I left that running on the server and waited for the intermittent failure to recur, which, being intermittent, it obligingly did about ten minutes later.

Packets and code

what the capture actually showed

The client's SYN arrived. The server sent a SYN-ACK. Then the client went quiet, no final ACK, and a few seconds later started retransmitting SYNs from scratch. So the connection was half-opening and dying in the handshake, on the client's side, despite the client being the one shouting about a broken server.

That ruled out a whole list of suspects in one go. The server was reachable. It was listening. It answered. The failure was the client never completing the handshake, which is not an application bug at all, it is the network stack or something below it eating the return packet.

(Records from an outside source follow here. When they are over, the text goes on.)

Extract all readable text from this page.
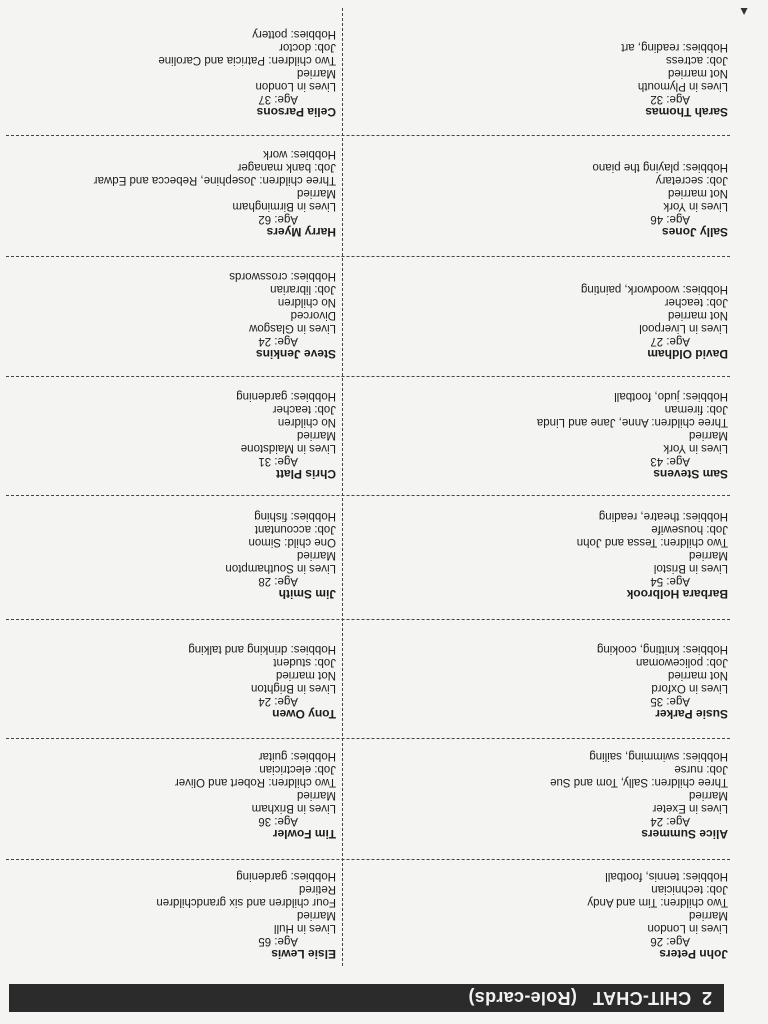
2  CHIT-CHAT   (Role-cards)
▲
John Peters
Age: 26
Lives in London
Married
Two children: Tim and Andy
Job: technician
Hobbies: tennis, football
Elsie Lewis
Age: 65
Lives in Hull
Married
Four children and six grandchildren
Retired
Hobbies: gardening
Alice Summers
Age: 24
Lives in Exeter
Married
Three children: Sally, Tom and Sue
Job: nurse
Hobbies: swimming, sailing
Tim Fowler
Age: 36
Lives in Brixham
Married
Two children: Robert and Oliver
Job: electrician
Hobbies: guitar
Susie Parker
Age: 35
Lives in Oxford
Not married
Job: policewoman
Hobbies: knitting, cooking
Tony Owen
Age: 24
Lives in Brighton
Not married
Job: student
Hobbies: drinking and talking
Barbara Holbrook
Age: 54
Lives in Bristol
Married
Two children: Tessa and John
Job: housewife
Hobbies: theatre, reading
Jim Smith
Age: 28
Lives in Southampton
Married
One child: Simon
Job: accountant
Hobbies: fishing
Sam Stevens
Age: 43
Lives in York
Married
Three children: Anne, Jane and Linda
Job: fireman
Hobbies: judo, football
Chris Platt
Age: 31
Lives in Maidstone
Married
No children
Job: teacher
Hobbies: gardening
David Oldham
Age: 27
Lives in Liverpool
Not married
Job: teacher
Hobbies: woodwork, painting
Steve Jenkins
Age: 24
Lives in Glasgow
Divorced
No children
Job: librarian
Hobbies: crosswords
Sally Jones
Age: 46
Lives in York
Not married
Job: secretary
Hobbies: playing the piano
Harry Myers
Age: 62
Lives in Birmingham
Married
Three children: Josephine, Rebecca and Edwar
Job: bank manager
Hobbies: work
Sarah Thomas
Age: 32
Lives in Plymouth
Not married
Job: actress
Hobbies: reading, art
Celia Parsons
Age: 37
Lives in London
Married
Two children: Patricia and Caroline
Job: doctor
Hobbies: pottery
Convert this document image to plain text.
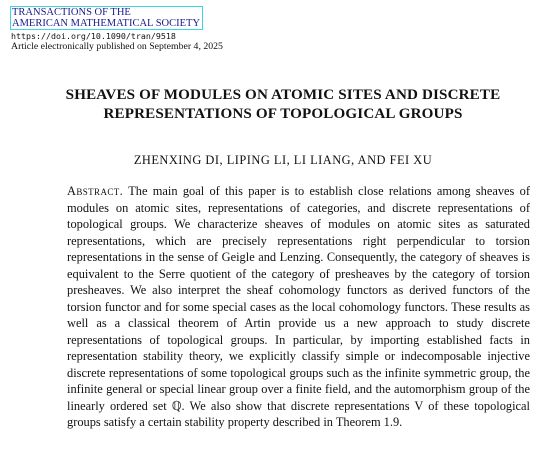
TRANSACTIONS OF THE
AMERICAN MATHEMATICAL SOCIETY
https://doi.org/10.1090/tran/9518
Article electronically published on September 4, 2025
SHEAVES OF MODULES ON ATOMIC SITES AND DISCRETE
REPRESENTATIONS OF TOPOLOGICAL GROUPS
ZHENXING DI, LIPING LI, LI LIANG, AND FEI XU
Abstract. The main goal of this paper is to establish close relations among sheaves of modules on atomic sites, representations of categories, and discrete representations of topological groups. We characterize sheaves of modules on atomic sites as saturated representations, which are precisely representations right perpendicular to torsion representations in the sense of Geigle and Lenzing. Consequently, the category of sheaves is equivalent to the Serre quotient of the category of presheaves by the category of torsion presheaves. We also interpret the sheaf cohomology functors as derived functors of the torsion functor and for some special cases as the local cohomology functors. These results as well as a classical theorem of Artin provide us a new approach to study discrete representations of topological groups. In particular, by importing established facts in representation stability theory, we explicitly classify simple or indecomposable injective discrete representations of some topological groups such as the infinite symmetric group, the infinite general or special linear group over a finite field, and the automorphism group of the linearly ordered set ℚ. We also show that discrete representations V of these topological groups satisfy a certain stability property described in Theorem 1.9.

Reading the SYN-ACK retransmit pattern told the rest of the story:

10:14:02.118  IP client > server: Flags [S], seq 100
10:14:02.118  IP server > client: Flags [S.], seq 900, ack 101
10:14:03.119  IP server > client: Flags [S.], seq 900, ack 101   # retransmit
10:14:05.121  IP server > client: Flags [S.], seq 900, ack 101   # again

The server was re-sending its SYN-ACK because the ACK never came back. The return path was dropping packets. In this case a flapping path through an overloaded box that was fine for small traffic and quietly shedding under bursts, which is why it only ever failed intermittently and never showed up in a healthy-looking ping.

why I keep reaching for it

The lesson is the same one every time, which is presumably why I keep relearning it. Application logs tell you what the application thinks happened. They are written by the same code that is failing, from inside the failure, so they inherit its blind spots. The client genuinely believed the server timed out, because from where it sat, that is what a missing ACK looks like.

tcpdump sits below all of that. It does not know what your code intended, it just reports the packets, and packets do not lie about whether they arrived. When two layers are pointing fingers and you cannot tell who is right, drop underneath both of them and look at the wire. It has rescued me more times than I would like to admit, and it did it again today.